Sex ist also gesund. Wie ungesund ist hingegen Alkohol?
Leider ist Alkohol wirklich total ungesund. Es gibt keine Dosis, in der Alkohol als unbedenklich gilt. Nachweislich erhöht der Konsum von Alkohol das Risiko für viele Krankheiten erhöht, darunter Krebs. Streng genommen sollten wir also alle die Finger davon lassen. Allerdings wissen wir auch, dass wir das nicht tun werden.
Wie viel Alkoholkonsum ist noch im Rahmen?
Es gibt gewisse Höchstgrenzen. Frauen sollten nicht mehr als ein kleines Glas Wein (0,1 Liter) pro Tag zu sich nehmen und mindestens zwei alkoholfreie Tage pro Woche einlegen. Bei Männern spricht man von maximal zwei kleinen Gläsern Bier (also insgesamt 0,6 Liter) pro Tag.
Was sollte man im Alltag beachten, um wirklich gesund zu leben?
Das Gute ist: Man muss nicht den neuesten Diät-Hypes hinterherrennen, um gesund leben zu können. Es ist viel einfacher. Im Grund genommen braucht man sich nur sechs Dinge zu merken.
- Erstens: Eine gesunde und abwechslungsreiche Ernährung.
- Zweitens: Ausreichend bewegen.
- Drittens: Ausreichend schlafen.
- Viertens: Möglichst auf Alkohol verzichten.
- Fünftens: Auf Zigaretten verzichten.
- Sechstens: Sich mit Menschen umgeben, die einen glücklich machen. Auch das hält gesund.

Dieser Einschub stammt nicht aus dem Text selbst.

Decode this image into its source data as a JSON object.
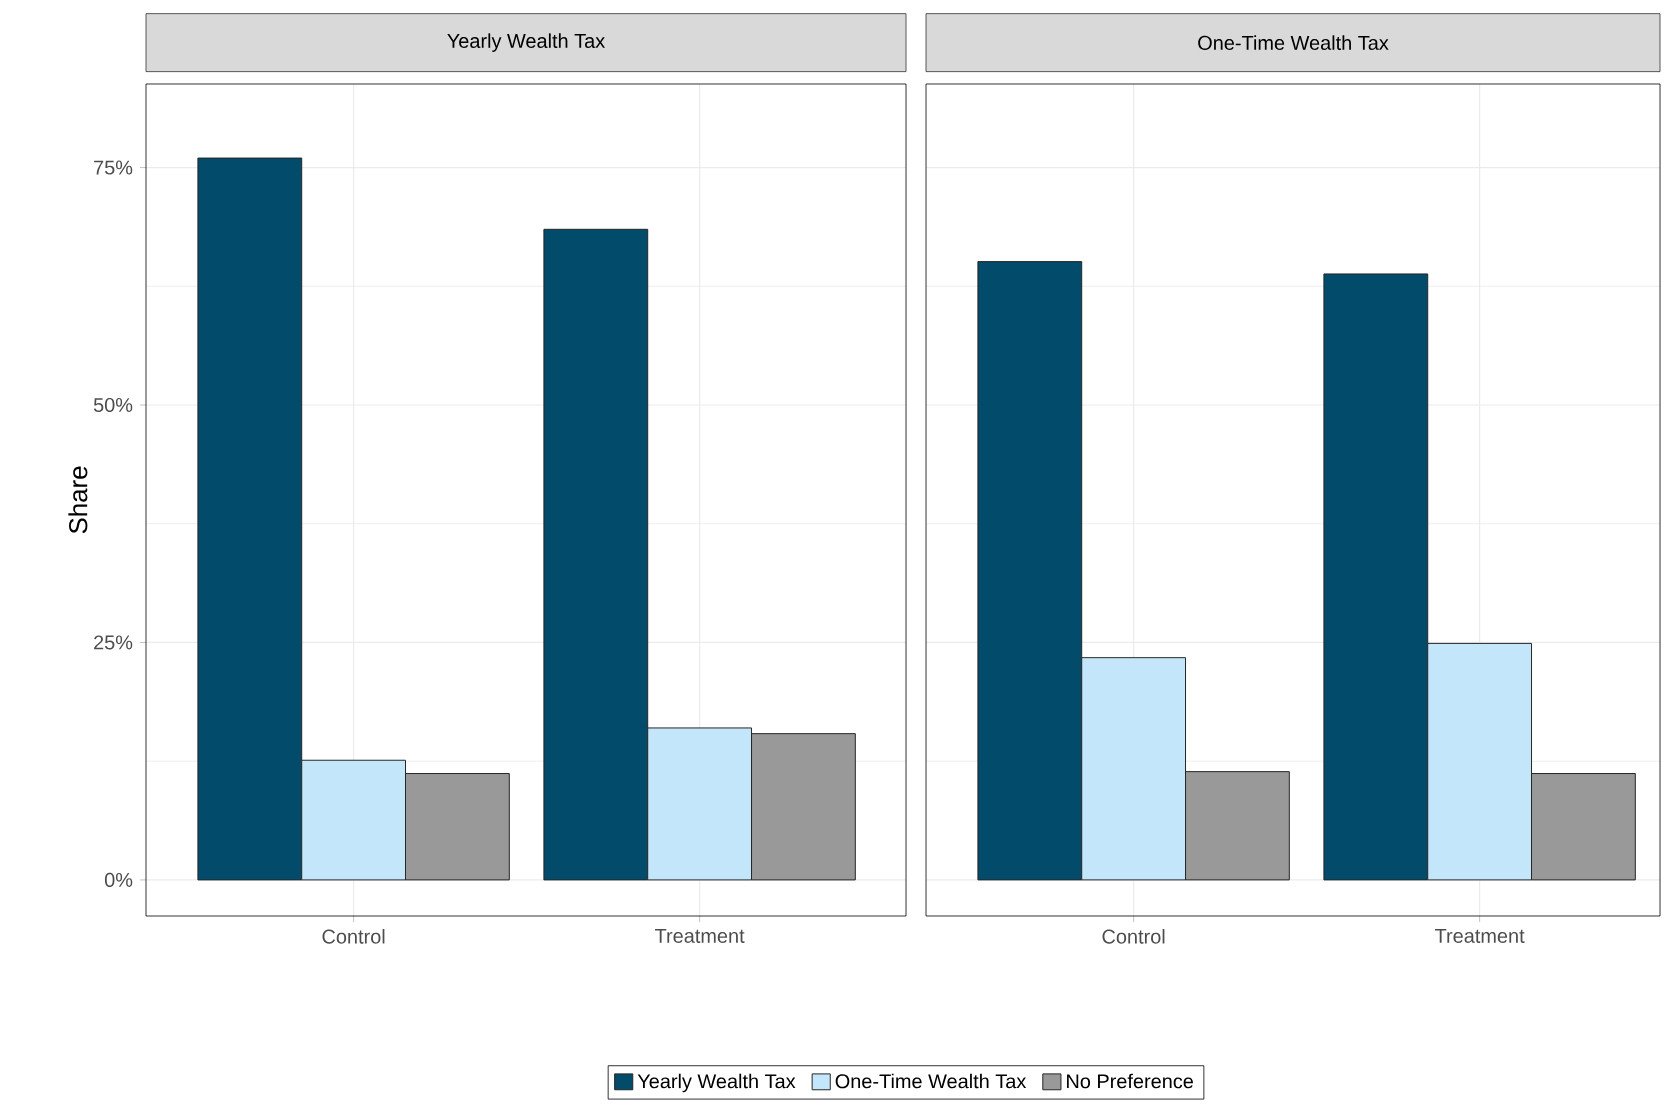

Über die Gesprächspartnerin
- Dr. Julia Fischer ist eine deutsche Ärztin und Journalistin. In ihren TV-Formaten "ARD Gesund“ und „Doc Fischer" (im SWR) klärt die Fernsehmoderatorin rund um das Thema Gesundheit auf. Insbesondere medizinischen Tabuthemen hat sich die gebürtige Aachenerin verschrieben. Ihre Expertise kombiniert sie über ihre Social-Media-Kanäle häufig mit humorvollen Beiträgen. Zudem ist Dr. Fischer als Autorin ("What a feeling!") tätig.